First Minister Nicola Sturgeon makes a cocktail in Fabric as she met with activists and local candidates during local election campaigning on April 30, in Dunfermline. Picture: Jeff J Mitchell-Pool/Getty Images

“It would not be fair or right for me to pre-empt that based on something I haven’t seen,” she said. “I think all concerns or complaints about inappropriate or unacceptable behaviour, sexual behaviour, have to be taken very seriously and the proper processes undertaken.”

Her stance was echoed by Edinburgh Liberal Democrat MP Christine Jardine. following a raft of incidents in Westminster.Earlier last week Labour MP Angela Rayner hit out at “disgusting” and “sexist” claims from Conservative MPs reported in the Daily Mail that she crossed and uncrossed her legs during Prime Minister’s Questions to “distract” Boris Johnson.

Ms Jardine said while some male MPs behave impeccably, others do not even realise their actions or comments are sexist.

“It’s not just Westminster, I think politics generally has a problem,” she said.

“You get men who are not quite up to speed on how women should be treated in modern society,” she said.

"That can be so frustrating. Often they are not aware of it themselves.

“It’s one reason why we need more women in politics, and we’re never going to encourage women into politics if they’re going to see this kind of misogyny and think it’s everywhere they go.”

Ms Jardine said she had thought there had been progress on sexism in Westminster since she was elected in 2017, but was now re-examining this belief.

She was “appalled and astonished” to read reports of an MP allegedly watching pornography in the Chamber, at first believing it was a joke.

“We know we have a lot of problems with behaviour in parliament, but that is worse than anything I’ve heard,” she said.

"The lack of respect for the people around him, the lack of respect for what he was there to do in the Chamber of Parliament.“For me it just shows a worrying attitude.”

Fellow MP Anum Qaisar, who represents Airdrie and Shotts for the SNP, says women in the political sphere often warn each other about potentially toxic behaviour.

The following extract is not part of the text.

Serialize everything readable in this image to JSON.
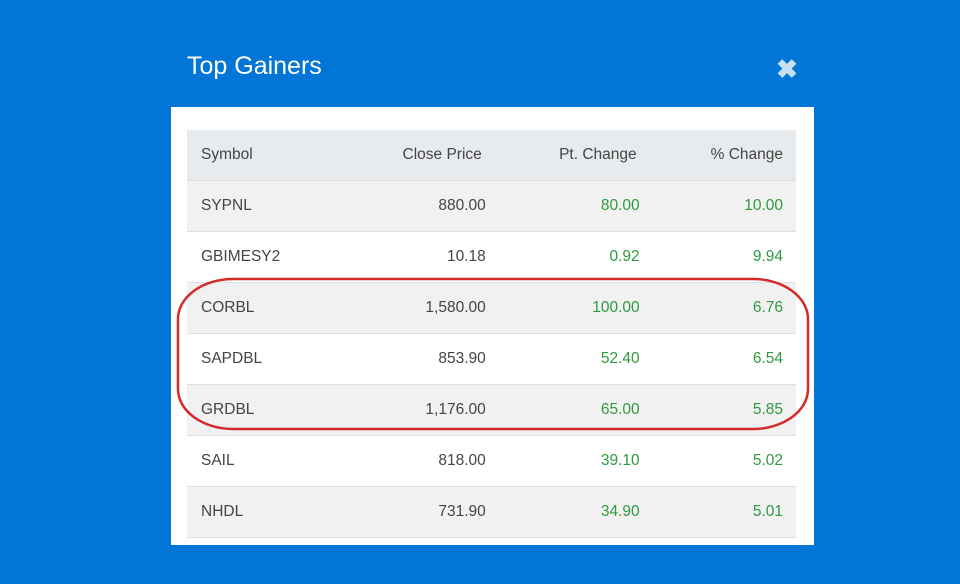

"You can get recommendations about who not to spend time with,” she said. “It’s a real open secret.”

She believes parliament has a culture that enables men – such as late-night votes, with drinking in between.

“There are excuses made for men,” she said.

“I know it’s a high-pressured job, but it’s also a position of power and a position of responsibility towards your constituents.

“When these stories come out – and they do – it does a disservice to the hard work that parliamentarians do.”